DARK MATTERS by Crystal Pite (Kidd Pivot Frankfurt RM/Canadian Stage). At the Bluma Appel (27 Front East). To March 3, Friday-Saturday 8 pm, matinee Saturday 2 pm. $22-$99. 416-368-3110. See listing. Rating: NNNN
Puppets are taking over Toronto stages - from Ronnie Burkett's apocalypse survivors in Penny Plain to those noble steeds in the just-opened War Horse. Now choreographer Crystal Pite strings us along with Dark Matters, an intriguing dance/theatre hybrid that makes use of one sinister - or maybe just misunderstood - wooden marionette.
The show, part of Canadian Stage's season, is split into two parts. In the first half, a man (Peter Chu) creates a puppet, only to have the tiny creature take over his life. There are shades of Frankenstein and his monster here (maybe even Chucky from the Child's Play movies), but despite the occasional horror music riff in Owen Belton's soundscape, I don't think Pite's after mere thrills and chills.
Rather, she's getting at philosophical notions of fate and free will. Who's the puppet and who's the puppetmaster? Are we controlling our lives, or are we being controlled? That becomes clearer in the second part, which is full of the kind of vigorous dance that Pite and her Kidd Pivot troupe have become known for.

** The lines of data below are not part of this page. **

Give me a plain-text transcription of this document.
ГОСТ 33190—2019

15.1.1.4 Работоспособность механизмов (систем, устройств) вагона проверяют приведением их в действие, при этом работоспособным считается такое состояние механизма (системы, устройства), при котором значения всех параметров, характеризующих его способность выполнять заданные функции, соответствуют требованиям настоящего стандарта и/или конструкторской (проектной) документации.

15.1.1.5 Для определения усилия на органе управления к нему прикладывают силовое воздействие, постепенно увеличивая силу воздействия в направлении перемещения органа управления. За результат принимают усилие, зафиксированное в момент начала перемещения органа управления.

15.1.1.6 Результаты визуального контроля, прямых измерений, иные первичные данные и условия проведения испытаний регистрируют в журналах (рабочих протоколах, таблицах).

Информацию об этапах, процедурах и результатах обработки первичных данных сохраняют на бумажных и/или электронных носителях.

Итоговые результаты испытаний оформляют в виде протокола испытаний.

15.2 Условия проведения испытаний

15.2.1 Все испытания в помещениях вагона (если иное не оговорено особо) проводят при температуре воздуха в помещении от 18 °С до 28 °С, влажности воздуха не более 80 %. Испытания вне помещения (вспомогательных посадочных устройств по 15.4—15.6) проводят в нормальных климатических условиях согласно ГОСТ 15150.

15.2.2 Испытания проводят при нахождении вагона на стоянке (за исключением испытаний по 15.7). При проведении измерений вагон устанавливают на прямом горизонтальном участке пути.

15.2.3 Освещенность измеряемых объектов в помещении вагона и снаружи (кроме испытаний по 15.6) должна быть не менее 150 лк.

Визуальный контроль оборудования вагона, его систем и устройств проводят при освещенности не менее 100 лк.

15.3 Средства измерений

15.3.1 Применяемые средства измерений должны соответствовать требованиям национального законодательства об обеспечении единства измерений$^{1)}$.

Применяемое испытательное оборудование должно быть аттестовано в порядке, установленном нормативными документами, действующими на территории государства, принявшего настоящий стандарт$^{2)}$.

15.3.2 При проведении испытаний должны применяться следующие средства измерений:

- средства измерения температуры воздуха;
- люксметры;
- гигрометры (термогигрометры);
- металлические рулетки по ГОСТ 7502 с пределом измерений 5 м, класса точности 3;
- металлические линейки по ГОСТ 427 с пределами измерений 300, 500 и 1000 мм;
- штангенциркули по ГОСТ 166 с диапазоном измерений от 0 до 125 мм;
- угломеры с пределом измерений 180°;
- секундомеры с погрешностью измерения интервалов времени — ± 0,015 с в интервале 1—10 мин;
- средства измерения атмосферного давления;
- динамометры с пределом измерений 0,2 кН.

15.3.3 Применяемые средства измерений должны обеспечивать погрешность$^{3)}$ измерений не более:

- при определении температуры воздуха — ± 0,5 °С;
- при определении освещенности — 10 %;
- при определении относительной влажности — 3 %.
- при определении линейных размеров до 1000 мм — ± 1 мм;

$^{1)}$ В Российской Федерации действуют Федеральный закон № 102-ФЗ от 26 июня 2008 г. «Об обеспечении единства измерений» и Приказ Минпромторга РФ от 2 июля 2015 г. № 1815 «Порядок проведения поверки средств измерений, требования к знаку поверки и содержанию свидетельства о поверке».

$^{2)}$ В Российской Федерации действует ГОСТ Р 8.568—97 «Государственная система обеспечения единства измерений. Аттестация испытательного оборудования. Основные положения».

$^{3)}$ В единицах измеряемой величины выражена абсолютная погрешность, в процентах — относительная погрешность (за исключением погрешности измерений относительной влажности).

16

In the earlier section, the puppet is manipulated by several dancers clad entirely in black, bringing to mind Japanese Bunraku puppeteers but looking to contemporary Western eyes more like ninjas. In the second part, the dancers leap about in colourful clothes as in some retro Gap ad. Only one solitary ninja hovers on the edges, occasionally stepping in and manipulating a dancer, adjusting a light or sometimes joining the ensemble for an especially eerie effect.
The ninja appears invisible against the black wall of Jay Gower Taylor's set, suggesting an unseen force or mass: the dark matter of physics, perhaps, or a Jungian shadow. These things are open to interpretation. What's not, however, is the quality of the dance. Pite's performers execute their moves with total commitment, appearing at times to devy gravity or arc through the air in slo-mo.
Especially fascinating is how Belton's music is used. Repeated sounds of glass breaking or paper being crumpled seem to take on a physical dimension and affect the dancers.
And in a show that's full of cheeky wit and vivid imagery, it's hard to top the exciting finish to the first act, which - at least at the performance I saw - drew gasps from the audience.